I have worked as a researcher in the genetics field for just over ten years. Currently, I manage the human genetics group for the Genome Institute at Washington University, one of three large-scale sequencing centers in the United States. We use a new generation of high-throughput DNA sequencing instruments to aid our research.
Remember the decade-long, $100 million Human Genome Project?
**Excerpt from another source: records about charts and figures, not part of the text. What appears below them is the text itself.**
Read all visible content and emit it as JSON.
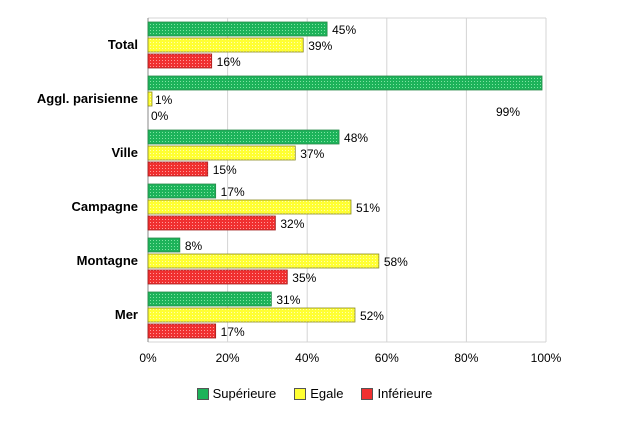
{
  "chart_data": {
    "type": "bar",
    "orientation": "horizontal",
    "categories": [
      "Total",
      "Aggl. parisienne",
      "Ville",
      "Campagne",
      "Montagne",
      "Mer"
    ],
    "series": [
      {
        "name": "Supérieure",
        "color": "#1db35a",
        "edge": "#2a8a4a",
        "values": [
          45,
          99,
          48,
          17,
          8,
          31
        ],
        "labels": [
          "45%",
          "99%",
          "48%",
          "17%",
          "8%",
          "31%"
        ]
      },
      {
        "name": "Egale",
        "color": "#ffff33",
        "edge": "#8a8a20",
        "values": [
          39,
          1,
          37,
          51,
          58,
          52
        ],
        "labels": [
          "39%",
          "1%",
          "37%",
          "51%",
          "58%",
          "52%"
        ]
      },
      {
        "name": "Inférieure",
        "color": "#f03030",
        "edge": "#a02020",
        "values": [
          16,
          0,
          15,
          32,
          35,
          17
        ],
        "labels": [
          "16%",
          "0%",
          "15%",
          "32%",
          "35%",
          "17%"
        ]
      }
    ],
    "xlim": [
      0,
      100
    ],
    "xticks": [
      "0%",
      "20%",
      "40%",
      "60%",
      "80%",
      "100%"
    ],
    "grid": true,
    "legend_position": "bottom"
  }
}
We can sequence an entire human genome in about a week for less than $5,000 using these puppies.
The rub, of course, is that the human genome contains about 3.2 billion base pairs, so these new instruments can churn out data a lot faster than we can make sense of it. My group develops and applies new computational algorithms to high-throughput sequencing data, with the goals of:
- Identifying all sequence variants (substitutions, insertions, deletions) present in an individual’s genome.
- Predicting if and how they impact important genome structures, such as protein-coding genes, and
- Determining which sequence variants and genes contribute to human disease.
Our group applies next-generation DNA sequencing technologies to study the genetic basis of:
- Aggressive cancers, specifically breast and prostate carcinoma.
- Retinal diseases such as retinitis pigmentosa (RP) and age-related macular degeneration (AMD).
- Cardiovascular and metabolic diseases, such as dyslipidemia, hypertension, and type 2 diabetes.
- Rare neonatal disorders of suspected genetic origin.